Output:Looking for: GGACTTTTCATTTAAGCTCCAAGCCCCAAATCTGGGGGGCTAGTTTAGAAACTCTCCCTCAACCTAGTTTAGAAA
item: Match(start=31203914, end=31203990, dist=1), type: <class 'fuzzysearch.common.Match'>
exact match start: 31203914, end: 31203990: GGACTTTTCATTTAAGCTCCAAGCCCCAAATCTGGGGGGCTAGTTTAGAAA
CTCTCCCTCAACCTAGTTTAGAAA

Looking for: AGACTTTTCATTTAAGCTCCAAGCCCCAAATCTGGGGGGCTAGTTTAGAAACTCTCCCTCAACCTAGTTTAGAAA
item: Match(start=31203914, end=31203990, dist=2), type: <class 'fuzzysearch.common.Match'>
fuzzy match: 31203914, end: 31203990: GGACTTTTCATTTAAGCTCCAAGCCCCAAATCTGGGGGGCTAGTTTAGAAA
CTCTCCCTCAACCTAGTTTAGAAA

you will need to import fuzzysearch:

pip install fuzzysearch

RE: How can I make a faster search algorithm - pianistseb - Apr-16-2019

Thank you very much Larz60+ ! I think you found the solution to my problem!

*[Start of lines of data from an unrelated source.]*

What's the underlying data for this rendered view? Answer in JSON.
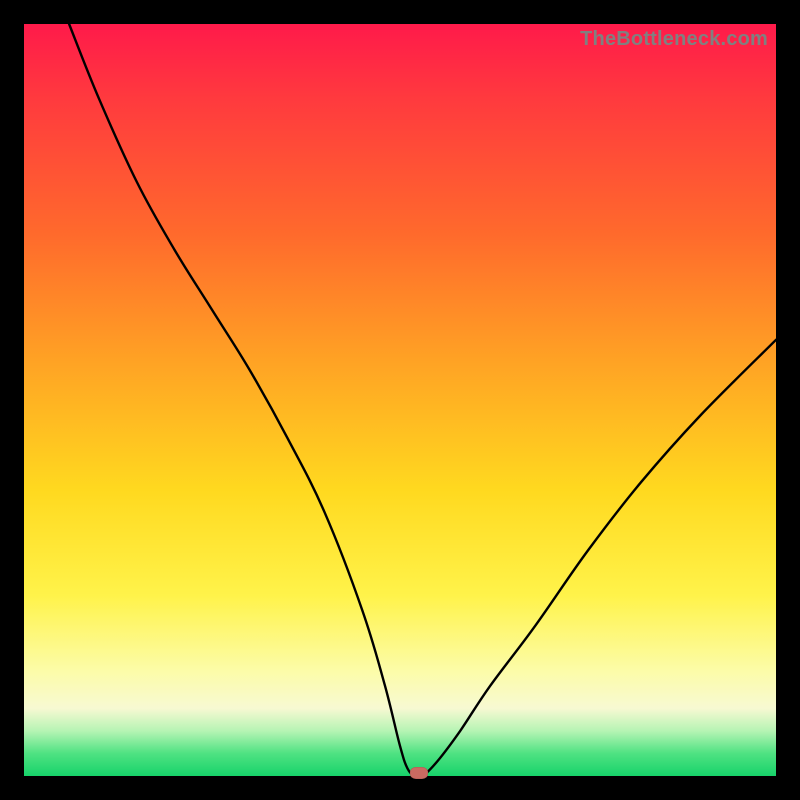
{
  "watermark": "TheBottleneck.com",
  "chart_data": {
    "type": "line",
    "title": "",
    "xlabel": "",
    "ylabel": "",
    "xlim": [
      0,
      100
    ],
    "ylim": [
      0,
      100
    ],
    "grid": false,
    "legend": false,
    "marker": {
      "x": 52.5,
      "y": 0
    },
    "series": [
      {
        "name": "curve",
        "x": [
          6,
          10,
          15,
          20,
          25,
          30,
          35,
          40,
          45,
          48,
          50,
          51,
          52,
          53,
          55,
          58,
          62,
          68,
          75,
          82,
          90,
          100
        ],
        "y": [
          100,
          90,
          79,
          70,
          62,
          54,
          45,
          35,
          22,
          12,
          4,
          1,
          0,
          0,
          2,
          6,
          12,
          20,
          30,
          39,
          48,
          58
        ]
      }
    ],
    "background_gradient": {
      "direction": "vertical",
      "stops": [
        {
          "pos": 0.0,
          "color": "#ff1a4a"
        },
        {
          "pos": 0.45,
          "color": "#ffa324"
        },
        {
          "pos": 0.76,
          "color": "#fff34a"
        },
        {
          "pos": 0.94,
          "color": "#b6f4b4"
        },
        {
          "pos": 1.0,
          "color": "#17d36a"
        }
      ]
    }
  }
}
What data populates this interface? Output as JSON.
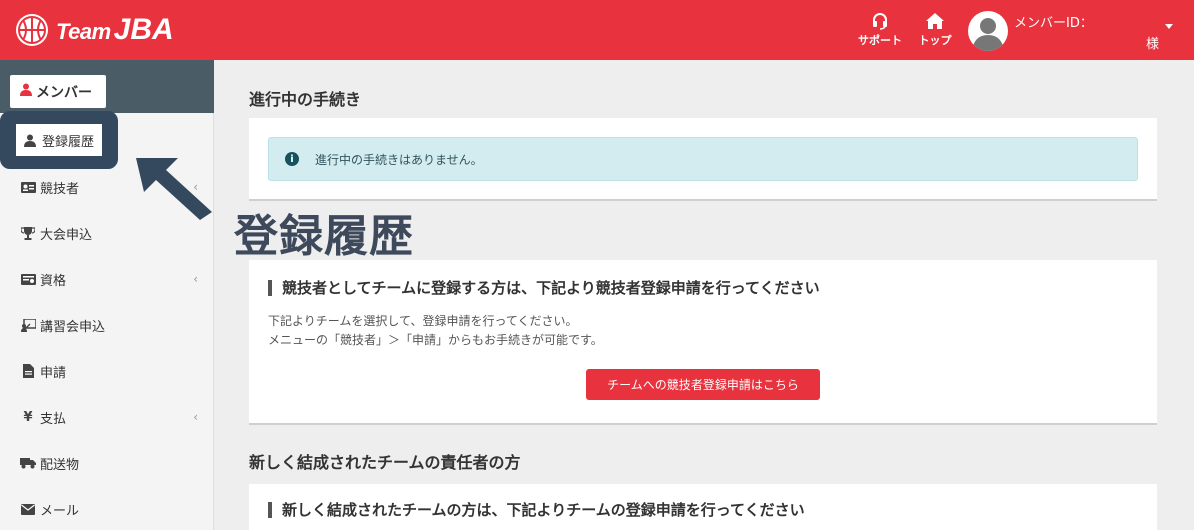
{
  "header": {
    "logo_text_team": "Team",
    "logo_text_jba": "JBA",
    "support_label": "サポート",
    "top_label": "トップ",
    "member_id_label": "メンバーID：",
    "honorific": "様"
  },
  "sidebar": {
    "member_tab": "メンバー",
    "items": [
      {
        "label": "登録履歴",
        "icon": "user-icon"
      },
      {
        "label": "競技者",
        "icon": "id-card-icon",
        "has_submenu": true
      },
      {
        "label": "大会申込",
        "icon": "trophy-icon"
      },
      {
        "label": "資格",
        "icon": "certificate-icon",
        "has_submenu": true
      },
      {
        "label": "講習会申込",
        "icon": "lecture-icon"
      },
      {
        "label": "申請",
        "icon": "file-icon"
      },
      {
        "label": "支払",
        "icon": "yen-icon",
        "has_submenu": true
      },
      {
        "label": "配送物",
        "icon": "truck-icon"
      },
      {
        "label": "メール",
        "icon": "envelope-icon"
      }
    ]
  },
  "main": {
    "section1_title": "進行中の手続き",
    "alert_text": "進行中の手続きはありません。",
    "panel2_heading": "競技者としてチームに登録する方は、下記より競技者登録申請を行ってください",
    "panel2_line1": "下記よりチームを選択して、登録申請を行ってください。",
    "panel2_line2": "メニューの「競技者」＞「申請」からもお手続きが可能です。",
    "panel2_button": "チームへの競技者登録申請はこちら",
    "section2_title": "新しく結成されたチームの責任者の方",
    "panel3_heading": "新しく結成されたチームの方は、下記よりチームの登録申請を行ってください"
  },
  "annotation": {
    "label": "登録履歴"
  },
  "colors": {
    "brand_red": "#e8323e",
    "sidebar_dark": "#4a5d66",
    "annotation": "#34495e",
    "alert_bg": "#d3ecf0"
  }
}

RE: How can I make a faster search algorithm - Larz60+ - Apr-16-2019

Glad to hear it

RE: How can I make a faster search algorithm - pianistseb - Apr-17-2019

The only problem with this function from fuzzysearch library is that it works fast only for small errors. If I put in my code max_substitutions=100, it takes approximately 1 minute to run, if I put max_substitutions=120 it takes about 5-10minutes. But if I put max_substitutions=200, it stacks.

RE: How can I make a faster search algorithm - Larz60+ - Apr-18-2019

for 100 substitutions, considering the number of permutations, I think that's quite reasonable! the others not so good, but again, remember it's not a linear search, adding 1 substitution increases search time on a log scale.